Nominating Instructions
Nomination for the prize can come from an author, a publisher, or a third party. There is no limit on the number of entries a publisher or third party may submit.
To notify the Canadian Association of Slavists of your intent to nominate a publication for the book prize, please e-mail Dr. Natalie Cornett at csp-books.rcs-livres@mcgill.ca. Please copy the message to yourself as well.
Upon verification of the nominated title’s eligibility, Dr. Cornett will provide the nominator with addresses for the book prize jury members. Nominators must then ensure that one copy of the nominated monograph is then sent to each member of the jury. Submissions should be clearly labelled “CAS/T&F Book Prize Nomination.” Nominations must be postmarked by 15 June 2023 to be eligible for the 2023 competition.
It is the responsibility of the author (if self-nominating), the book publisher, or the third-party nominator to send the books to the jury. Please note that books sent to members of the jury will not normally be returned once the competition is over. However, special arrangements to return a book may be made between a jury member and nominator after the competition ends.
2023 Jury
Dr. Megan Swift, University of Victoria
Winner of the 2022 Prize
We are pleased to announce that the the 2022 Canadian Association of Slavists / Taylor & Francis Book Prize in Slavic, East European, and Eurasian Studies has been awarded to Prof. John-Paul Himka for Ukrainian Nationalists and the Holocaust: OUN and UPA’s Participation in the Destruction of Ukrainian Jewry, 1941-1944 (Stuttgart: Ibidem Press, 2021).

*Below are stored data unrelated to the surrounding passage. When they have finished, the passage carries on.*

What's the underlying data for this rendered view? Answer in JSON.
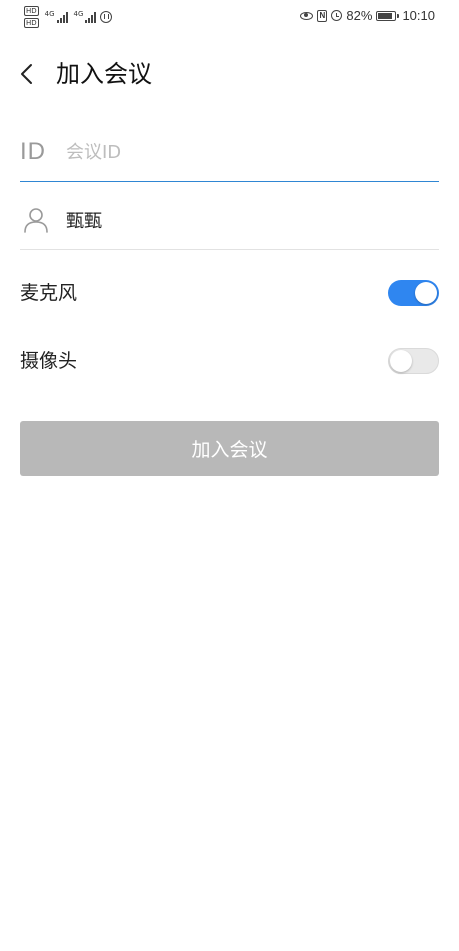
{
  "status_bar": {
    "hd_labels": [
      "HD",
      "HD"
    ],
    "network_1": "4G",
    "network_2": "4G",
    "battery_percent": "82%",
    "battery_level": 0.82,
    "time": "10:10",
    "icons": [
      "signal-icon",
      "hand-icon",
      "eye-icon",
      "nfc-icon",
      "alarm-icon",
      "battery-icon"
    ]
  },
  "header": {
    "back_icon": "chevron-left-icon",
    "title": "加入会议"
  },
  "form": {
    "meeting_id": {
      "icon_text": "ID",
      "placeholder": "会议ID",
      "value": ""
    },
    "display_name": {
      "icon": "user-icon",
      "value": "甄甄"
    }
  },
  "toggles": {
    "microphone": {
      "label": "麦克风",
      "on": true
    },
    "camera": {
      "label": "摄像头",
      "on": false
    }
  },
  "join_button": {
    "label": "加入会议",
    "enabled": false
  },
  "colors": {
    "accent": "#2f86f0",
    "input_focus_line": "#2f86d3",
    "disabled_button": "#b8b8b8",
    "divider": "#e2e2e2",
    "placeholder": "#bdbdbd"
  }
}
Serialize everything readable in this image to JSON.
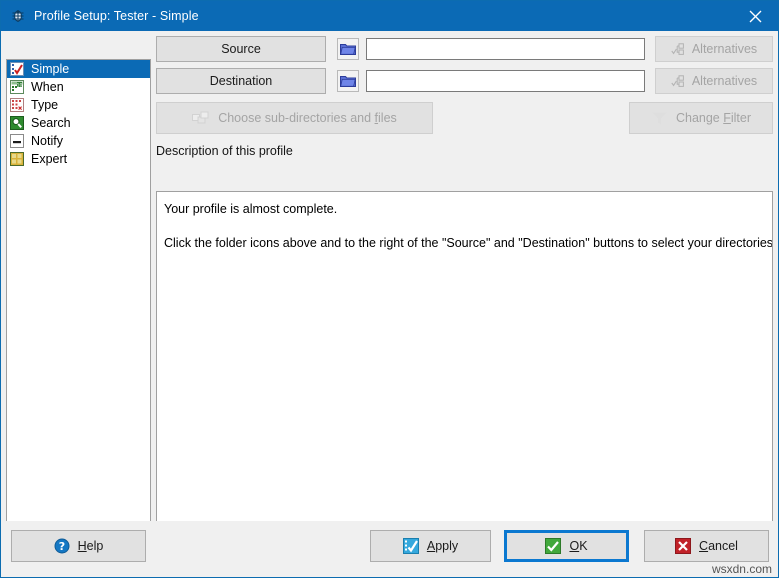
{
  "window": {
    "title": "Profile Setup: Tester - Simple",
    "title_icon": "bug-icon",
    "close_icon": "close-icon",
    "accent_color": "#0b6ab5",
    "face_color": "#f0f0f0"
  },
  "sidebar": {
    "items": [
      {
        "label": "Simple",
        "icon": "simple-icon",
        "selected": true
      },
      {
        "label": "When",
        "icon": "calendar-icon",
        "selected": false
      },
      {
        "label": "Type",
        "icon": "type-grid-icon",
        "selected": false
      },
      {
        "label": "Search",
        "icon": "magnifier-icon",
        "selected": false
      },
      {
        "label": "Notify",
        "icon": "notify-icon",
        "selected": false
      },
      {
        "label": "Expert",
        "icon": "expert-grid-icon",
        "selected": false
      }
    ]
  },
  "main": {
    "source": {
      "button_label": "Source",
      "folder_icon": "folder-icon",
      "path_value": "",
      "alternatives_label": "Alternatives",
      "alternatives_icon": "alternatives-icon",
      "alternatives_disabled": true
    },
    "destination": {
      "button_label": "Destination",
      "folder_icon": "folder-icon",
      "path_value": "",
      "alternatives_label": "Alternatives",
      "alternatives_icon": "alternatives-icon",
      "alternatives_disabled": true
    },
    "choose_button": {
      "label_prefix": "Choose sub-directories and ",
      "label_accel": "f",
      "label_suffix": "iles",
      "icon": "folders-icon",
      "disabled": true
    },
    "filter_button": {
      "label_prefix": "Change ",
      "label_accel": "F",
      "label_suffix": "ilter",
      "icon": "funnel-icon",
      "disabled": true
    },
    "description": {
      "label": "Description of this profile",
      "lines": [
        "Your profile is almost complete.",
        "Click the folder icons above and to the right of the \"Source\" and \"Destination\" buttons to select your directories."
      ]
    }
  },
  "footer": {
    "help": {
      "prefix": "",
      "accel": "H",
      "suffix": "elp",
      "icon": "help-icon"
    },
    "apply": {
      "prefix": "",
      "accel": "A",
      "suffix": "pply",
      "icon": "apply-icon"
    },
    "ok": {
      "prefix": "",
      "accel": "O",
      "suffix": "K",
      "icon": "ok-check-icon",
      "focused": true
    },
    "cancel": {
      "prefix": "",
      "accel": "C",
      "suffix": "ancel",
      "icon": "cancel-x-icon"
    }
  },
  "watermark": {
    "text": "wsxdn.com"
  }
}
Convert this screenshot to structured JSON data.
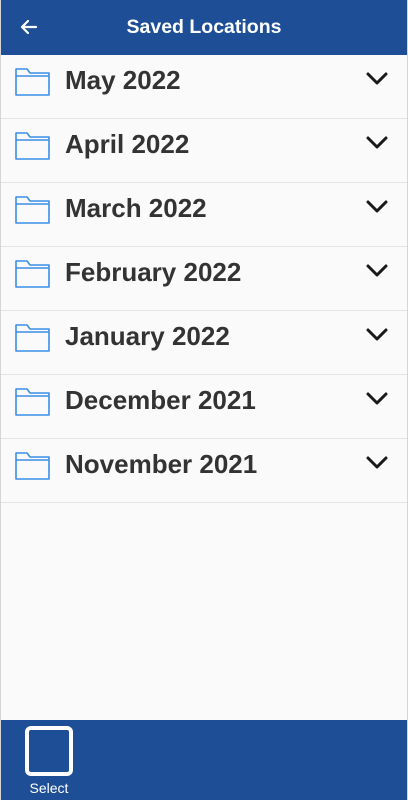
{
  "header": {
    "title": "Saved Locations",
    "back_icon": "arrow-left-icon"
  },
  "folders": [
    {
      "label": "May 2022",
      "icon": "folder-icon",
      "toggle_icon": "chevron-down-icon"
    },
    {
      "label": "April 2022",
      "icon": "folder-icon",
      "toggle_icon": "chevron-down-icon"
    },
    {
      "label": "March 2022",
      "icon": "folder-icon",
      "toggle_icon": "chevron-down-icon"
    },
    {
      "label": "February 2022",
      "icon": "folder-icon",
      "toggle_icon": "chevron-down-icon"
    },
    {
      "label": "January 2022",
      "icon": "folder-icon",
      "toggle_icon": "chevron-down-icon"
    },
    {
      "label": "December 2021",
      "icon": "folder-icon",
      "toggle_icon": "chevron-down-icon"
    },
    {
      "label": "November 2021",
      "icon": "folder-icon",
      "toggle_icon": "chevron-down-icon"
    }
  ],
  "bottom_bar": {
    "select_label": "Select"
  },
  "colors": {
    "primary": "#1e4f96",
    "folder_outline": "#3a8ee6",
    "text": "#333333"
  }
}
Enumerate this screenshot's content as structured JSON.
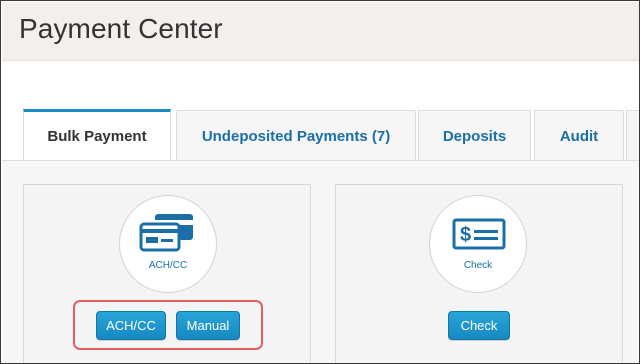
{
  "header": {
    "title": "Payment Center"
  },
  "tabs": [
    {
      "label": "Bulk Payment",
      "active": true
    },
    {
      "label": "Undeposited Payments (7)",
      "active": false
    },
    {
      "label": "Deposits",
      "active": false
    },
    {
      "label": "Audit",
      "active": false
    }
  ],
  "cards": {
    "achcc": {
      "icon_label": "ACH/CC",
      "buttons": {
        "achcc": "ACH/CC",
        "manual": "Manual"
      }
    },
    "check": {
      "icon_label": "Check",
      "buttons": {
        "check": "Check"
      }
    }
  },
  "colors": {
    "accent": "#1a6fa8",
    "button": "#1b95cc",
    "highlight": "#e06060"
  }
}
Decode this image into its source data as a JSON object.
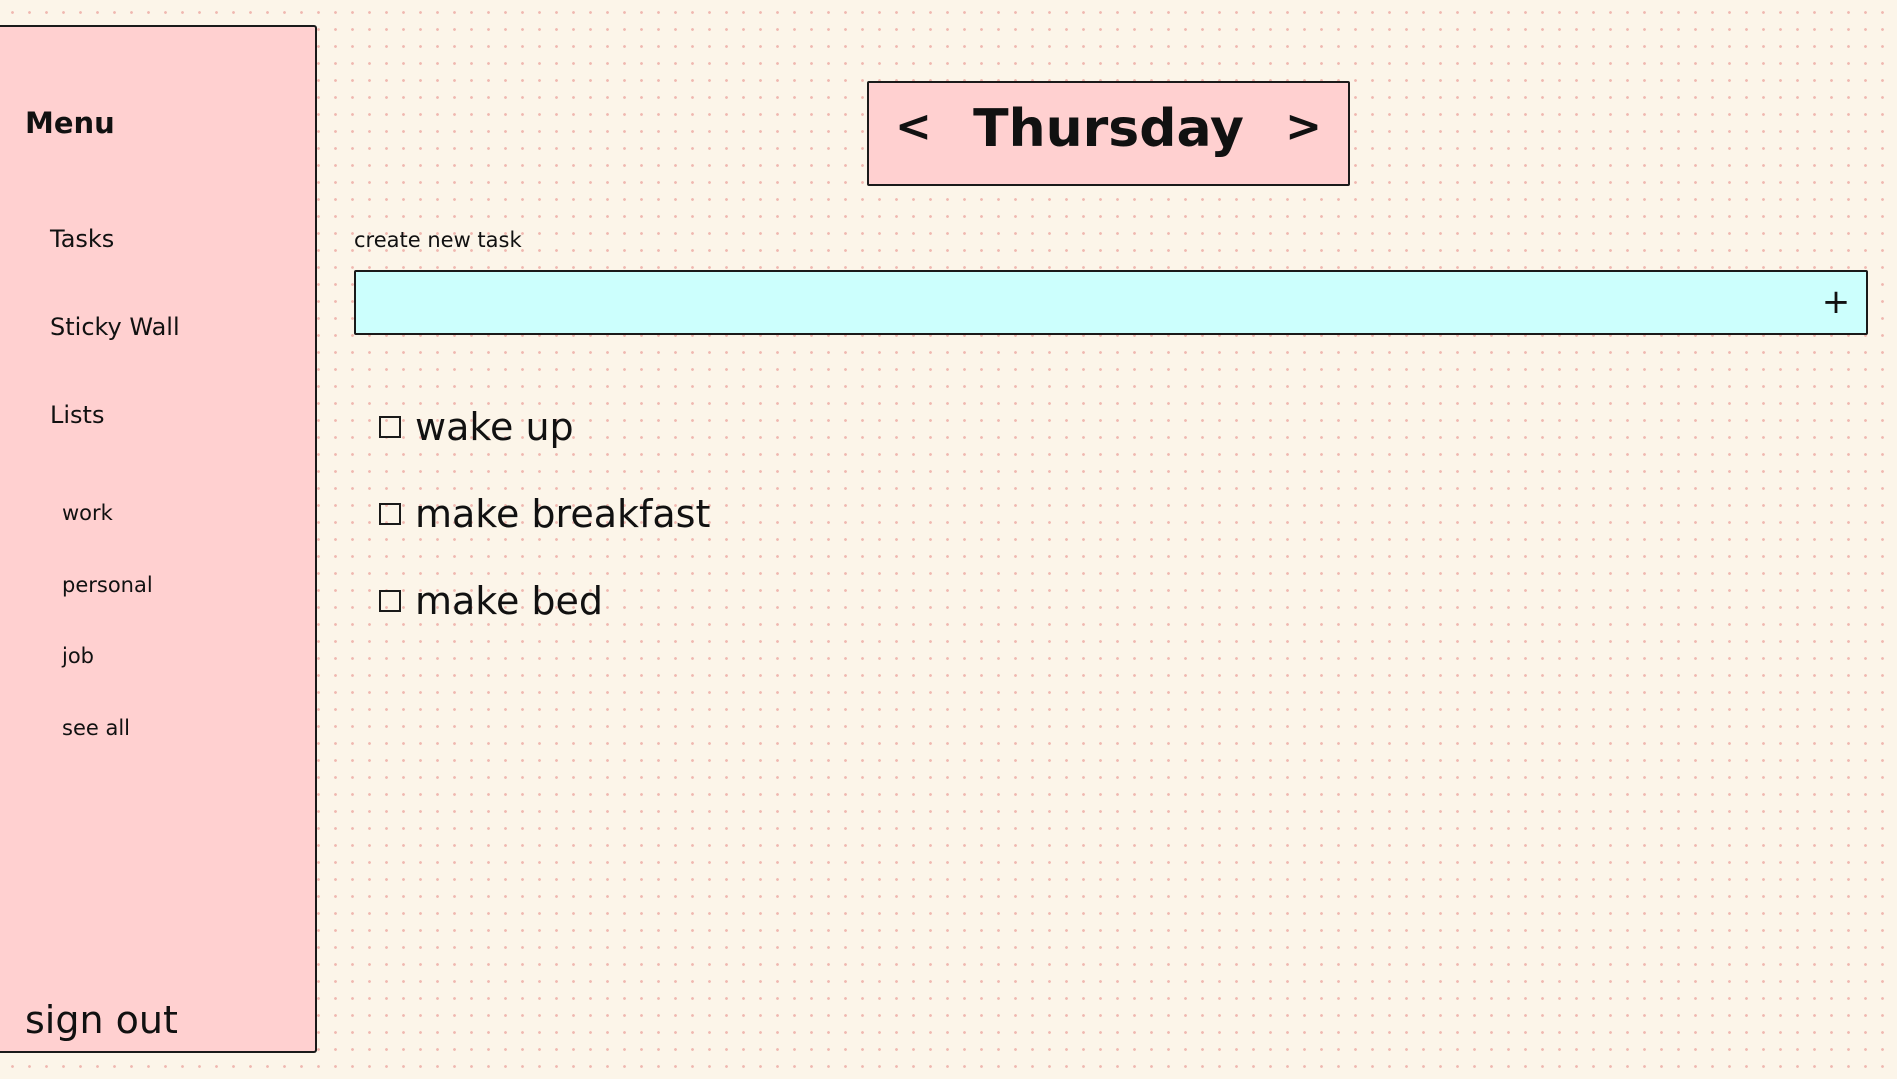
{
  "sidebar": {
    "menu_title": "Menu",
    "nav_items": [
      {
        "label": "Tasks"
      },
      {
        "label": "Sticky Wall"
      },
      {
        "label": "Lists"
      }
    ],
    "lists": [
      {
        "label": "work"
      },
      {
        "label": "personal"
      },
      {
        "label": "job"
      },
      {
        "label": "see all"
      }
    ],
    "sign_out_label": "sign out"
  },
  "day": {
    "prev_label": "<",
    "title": "Thursday",
    "next_label": ">"
  },
  "new_task": {
    "label": "create new task",
    "value": "",
    "add_label": "+"
  },
  "tasks": [
    {
      "label": "wake up",
      "checked": false
    },
    {
      "label": "make breakfast",
      "checked": false
    },
    {
      "label": "make bed",
      "checked": false
    }
  ],
  "colors": {
    "sidebar_bg": "#ffd0d0",
    "page_bg": "#fcf5e9",
    "input_bg": "#ccfffd",
    "border": "#1a1a1a"
  }
}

In its final report, the book prize committee offers the following commendation: “With Ukrainian Nationalists and the Holocaust John-Paul Himka has written a work of exemplary historical scholarship that provides a critical and determinedly objective view of its highly complex subject. He provides an exhaustive analysis of primary sources in several languages – among them Soviet archival materials available only since the 1990s, German records, OUN documents (including directives, field reports, and confessions), and testimonies from Jewish survivors, Poles, and Ukrainians – and he takes great care in examining different versions of the same documents to illuminate fabrications and in analyzing quantitative data. Ever attuned to the complex ethnic and ideological terrain of wartime Ukraine, he compares varying accounts to discern the motivations behind testimonies and what they reveal about a given course of events. When outlining the actions of Ukrainian nationalists – whether as participants in spontaneous pogroms, as members of the Ukrainian Insurgent Army, or as police in the employ of the occupiers – he distinguishes between actions based on nationalists’ own initiative and actions carried out in service to the Nazis. He meticulously traces how OUN formations were created, how their operations were determined, what drove them, and how these changed over time, seeking to understand why they did what they did. In detailing the harrowing experiences of Jews, Himka provides case studies of crimes committed against them, illuminating a topography of violence that leaves no doubt about the part that the OUN played in the Holocaust; these microstudies also humanize the victims. Ukrainian Nationalists and the Holocaust is impeccably researched and written in clear, measured prose that eschews judgement.”
We are pleased also to announce that Kristy Ironside’s A Full-Value Ruble: The Promise of Prosperity in the Postwar Soviet Union (Cambridge, MA: Harvard University Press, 2021) earned honourable mention. The committee reports that, “based on archival and published primary sources, A Full-Value Ruble is a smart and intelligible socioeconomic history of the postwar era through the Khrushchev years. Ironside clarifies factors that would have a bearing on the ultimate collapse of the Soviet Union. Moreover, she demonstrates how the state doggedly strove to solve its money problems and explains why it was unable to overcome obstacles of its own making: a preoccupation with egalitarianism, favouritism for (proletarian) urban over the rural (peasant) productivity, and disengagement from the global economy, to name a few.”
List of Past Book Prize Winners
2021: Megan Swift, Picturing the Page: Illustrated Children’s Literature and Reading under Lenin and Stalin (Toronto: University of Toronto Press, 2020)
2020: Jeff Sahadeo, Voices from the Soviet Edge: Southern Migrants in Leningrad and Moscow (Ithaca, NY: Cornell University Press, 2019)
2019: Zina Gimpelevich, The Portrayal of Jews in Modern Bielarusian Literature (Montréal and Kingston: McGill-Queen’s University Press, 2018)
2018: Lynne Viola, Stalinist Perpetrators on Trial: Scenes from the Great Terror in Soviet Ukraine (New York: Oxford University Press, 2017).
2017: Max Bergholz, Violence as a Generative Force: Identity, Nationalism, and Memory in a Balkan Community (Ithaca, NY: Cornell University Press, 2016).
2016: Myroslav Shkandrij, Ukrainian Nationalism: Politics, Ideology, and Literature, 1929-1956 (New Haven, CT: Yale University Press, 2015).
2015: Alan Barenberg, Gulag Town, Company Town: Forced Labor and its Legacy in Vorkuta (New Haven, CT: Yale University Press, 2014).